Developed countries are clear that bringing more donors on board for the NCQG is a priority for them. In a submission ahead of negotiations, the EU refers to “evolving” responsibilities and abilities to pay. It states that:

“The collective goal can only be reached if parties with high greenhouse gas emissions and economic capabilities join the effort.”

The US says that, in its view, agreeing to renegotiate the climate-finance target from 2025 was done on the basis of considering new contributors, making this topic “entirely legitimate, indeed appropriate”.

Developing countries, on the other hand, are firmly opposed to any changes. They argue that it is beyond the legal mandate of the NCQG.

The G77 and China group of 134 developing countries stresses that the NCQG falls under the Paris Agreements and the UNFCCC. Therefore, it includes the principle of “common but differentiated responsibilities and respective capabilities” (CBDR-RC).

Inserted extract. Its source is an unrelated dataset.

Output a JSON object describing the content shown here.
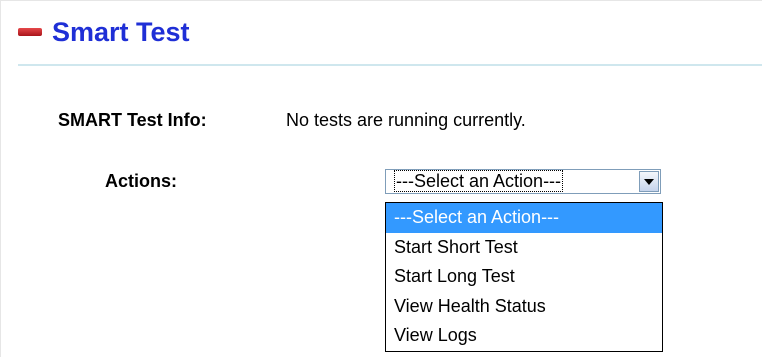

In this case, CBDR-RC refers to developed countries’ obligation and capacity to provide climate finance to developing countries. This principle is “not negotiable” and the NCQG mandate “does not include any discussions on modifications” to climate treaties, the G77 and China group says.

There is no agreed-upon way to determine how responsible countries are for causing climate change, and how much they should be helping to prevent it. This makes determining who could or should contribute to an expanded donor base complicated.

The table below, which draws on a recent paper led by Dr Pieter Pauw of Eindhoven University of Technology, shows various metrics that have been considered to identify new donors for the NCQG.

These include how countries are identified under various international treaties, measures of emissions and wealth, membership of powerful institutions and willingness to contribute to global development funds.

There are 50 non-contributor countries that tick two or more of these boxes, with a handful of relatively wealthy or large nations scoring the highest. (As with any attempt to identify new contributors, this ranking relies on subjective criteria. It scores all of these factors equally without making a judgement of how important they are, and countries are ranked in the order they appear in the study).

Non-contributor countries that meet a selection of potential criteria for contributing to the NCQG. Criteria include how countries are defined under various international treaties, including the UNFCCC, the Montreal Protocol and the Convention on Biological Diversity. Other criteria include different measures of higher CO2 emissions or gross national income (GNI) than the median Annex II country; membership of powerful institutions (EU, OECD, G20); and “significant” (greater than $5m) contributions to global climate, environment and development funds. Source: Adapted from Pauw et al. (2024).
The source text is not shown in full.